KYRA. – Anne, il faut que je vous prévienne... Votre... votre sœur a sans doute beaucoup changé, depuis la dernière fois que vous l'avez vue... Physiquement, je veux dire...
ANNE, posant une main dans le dos de Kyra. – A quoi je dois m'attendre ?...
KYRA, honnête. – A un fantôme...

   La jeune femme se décale pour laisser passer Anne, croisant son regard fébrile, effleurant son bras en guise de soutien.
   Sharon est appuyée à l'encadrement de la porte, pâle & cernée.
   Anne se stoppe à sa vue, sous le choc.

ANNE. – Sharon...
SHARON. – A... Anne...

   Les deux femmes s'approchent l'une de l'autre.
   Kyra se met en retrait.
   Sharon craque. Elle fond en larmes en se jetant dans les bras de sa sœur.
   Cette dernière la serre contre elle avec force & délicatesse, l'empêchant de sombrer plus avant.

ANNE, au bord des larmes. – Sha... Sharon... J'aurais pu t'aider... J'aurais fait n'importe quoi, avant qu'il ne soit trop tard... Avant qu'il ne te fasse ça...
SHARON, la voix cassée par les sanglots. – ... Anne, je... je...

   Réprimant ses sanglots, Kyra s'approche, faisant face à Anne.

KYRA. – Je... je vais vous laisser, faites comme chez vous. Anne, vous pouvez prendre un des pyjamas de ma mère, dans l'armoire, là... &, s'il y a quoi que ce soit, n'hésitez pas à fouiller. Au besoin, je serai à côté.
ANNE. – Kyra, attends...

   Sharon toujours étroitement lovée contre elle, Anne tend une main timide dans la direction de la jeune femme, saisissant doucement son poignet pour la tirer vers elle, serrant ses doigts.

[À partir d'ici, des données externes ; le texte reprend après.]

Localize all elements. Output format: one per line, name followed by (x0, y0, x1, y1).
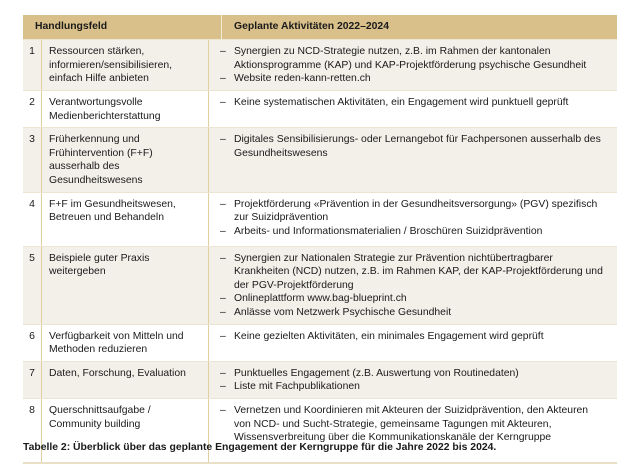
row-handlungsfeld: Beispiele guter Praxis weitergeben (42, 247, 209, 324)
row-handlungsfeld: Ressourcen stärken, informieren/sensibilisieren, einfach Hilfe anbieten (42, 40, 209, 90)
row-handlungsfeld: F+F im Gesundheitswesen, Betreuen und Behandeln (42, 193, 209, 246)
row-handlungsfeld: Verfügbarkeit von Mitteln und Methoden reduzieren (42, 325, 209, 361)
dash-bullet-icon: – (220, 404, 226, 416)
activity-text: Arbeits- und Informationsmaterialien / Broschüren Suizidprävention (234, 225, 543, 237)
row-number: 1 (23, 40, 42, 90)
activity-item (220, 292, 607, 306)
row-number: 2 (23, 91, 42, 127)
dash-bullet-icon: – (220, 367, 226, 379)
activity-text: Keine systematischen Aktivitäten, ein Engagement wird punktuell geprüft (234, 97, 569, 108)
activity-text: Anlässe vom Netzwerk Psychische Gesundheit (234, 306, 452, 318)
activity-item (220, 198, 607, 225)
table-row (23, 192, 617, 246)
dash-bullet-icon: – (220, 198, 226, 210)
activity-item (220, 45, 607, 72)
row-number: 8 (23, 399, 42, 462)
activity-text: Vernetzen und Koordinieren mit Akteuren der Suizidprävention, den Akteuren von NCD- und Sucht-Strategie, gemeinsame Tagungen mit Akteuren, Wissensverbreitung über die Kommunikationskanäle der Kerngruppe (234, 404, 589, 444)
row-number: 6 (23, 325, 42, 361)
activity-text: Liste mit Fachpublikationen (234, 381, 360, 393)
table-row (23, 39, 617, 90)
dash-bullet-icon: – (220, 330, 226, 342)
table-row (23, 324, 617, 361)
table-row (23, 361, 617, 398)
row-activities (209, 325, 617, 361)
dash-bullet-icon: – (220, 293, 226, 305)
dash-bullet-icon: – (220, 46, 226, 57)
table-row (23, 246, 617, 324)
activity-text: Synergien zur Nationalen Strategie zur Prävention nichtübertragbarer Krankheiten (NCD) nutzen, z.B. im Rahmen KAP, der KAP-Projektförderung und der PGV-Projektförderung (234, 252, 603, 291)
dash-bullet-icon: – (220, 306, 226, 318)
activity-item (220, 72, 607, 86)
row-number: 5 (23, 247, 42, 324)
activity-item (220, 330, 607, 344)
row-activities (209, 128, 617, 191)
activity-text: Synergien zu NCD-Strategie nutzen, z.B. im Rahmen der kantonalen Aktionsprogramme (KAP) und KAP-Projektförderung psychische Gesundheit (234, 46, 587, 71)
dash-bullet-icon: – (220, 381, 226, 393)
table-row (23, 127, 617, 191)
row-activities (209, 193, 617, 246)
engagement-table (23, 15, 617, 464)
activity-item (220, 96, 607, 110)
row-number: 4 (23, 193, 42, 246)
activity-item (220, 225, 607, 239)
activity-text: Onlineplattform www.bag-blueprint.ch (234, 293, 407, 305)
row-activities (209, 362, 617, 398)
activity-item (220, 380, 607, 394)
header-aktivitaeten: Geplante Aktivitäten 2022–2024 (221, 15, 617, 39)
dash-bullet-icon: – (220, 73, 226, 85)
row-activities (209, 40, 617, 90)
table-caption: Tabelle 2: Überblick über das geplante Engagement der Kerngruppe für die Jahre 2022 bis 2024. (23, 442, 497, 453)
activity-item (220, 404, 607, 445)
row-handlungsfeld: Verantwortungsvolle Medienberichterstattung (42, 91, 209, 127)
row-activities (209, 247, 617, 324)
table-header (23, 15, 617, 39)
activity-text: Punktuelles Engagement (z.B. Auswertung von Routinedaten) (234, 367, 519, 379)
row-activities (209, 91, 617, 127)
row-handlungsfeld: Daten, Forschung, Evaluation (42, 362, 209, 398)
dash-bullet-icon: – (220, 134, 226, 146)
dash-bullet-icon: – (220, 225, 226, 237)
header-handlungsfeld: Handlungsfeld (35, 21, 108, 33)
activity-text: Digitales Sensibilisierungs- oder Lernangebot für Fachpersonen ausserhalb des Gesundheitswesens (234, 134, 601, 159)
row-number: 7 (23, 362, 42, 398)
activity-item (220, 252, 607, 293)
table-row (23, 90, 617, 127)
dash-bullet-icon: – (220, 97, 226, 108)
table-body (23, 39, 617, 462)
row-handlungsfeld: Früherkennung und Frühintervention (F+F) ausserhalb des Gesundheitswesens (42, 128, 209, 191)
row-number: 3 (23, 128, 42, 191)
row-handlungsfeld: Querschnittsaufgabe / Community building (42, 399, 209, 462)
activity-text: Keine gezielten Aktivitäten, ein minimales Engagement wird geprüft (234, 330, 544, 342)
dash-bullet-icon: – (220, 252, 226, 264)
activity-item (220, 133, 607, 160)
activity-item (220, 367, 607, 381)
activity-text: Website reden-kann-retten.ch (234, 73, 371, 85)
activity-item (220, 306, 607, 320)
activity-text: Projektförderung «Prävention in der Gesundheitsversorgung» (PGV) spezifisch zur Suizidprävention (234, 198, 598, 224)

ANNE. – Merci... Merci pour ce que tu as fait... Sans toi, elle... elle serait morte...
KYRA, accentuant le contact. – Je... je ne pouvais pas la laisser comme ça...

   Kyra leur lance un regard doux & regagne sa chambre, où Valerie dort déjà.
   Essayant de ne pas la réveiller malgré tout, Kyra s'effondre sur son lit, épuisée, tant physiquement que psychologiquement.
   Tous les évènements de la journée repassent en boucle dans sa tête, si bien qu'elle peine à trouver le sommeil.
   Une heure & un somnifère plus tard, elle s'endort.
   08:30. Kyra se lève. Sa tante dort toujours.
   Elle sort de quoi faire le petit-déjeuner & se sert une tasse de café.
   Elle manque de s'étouffer lorsqu'Héloïse entre dans la maison.

   (Héloïse Moreau, voisine avec laquelle Marianne est très amie, raison pour laquelle elle se permet notamment d'entrer chez les Blanc comme si elle était dans sa propre maison. Kyra a horreur de cela.)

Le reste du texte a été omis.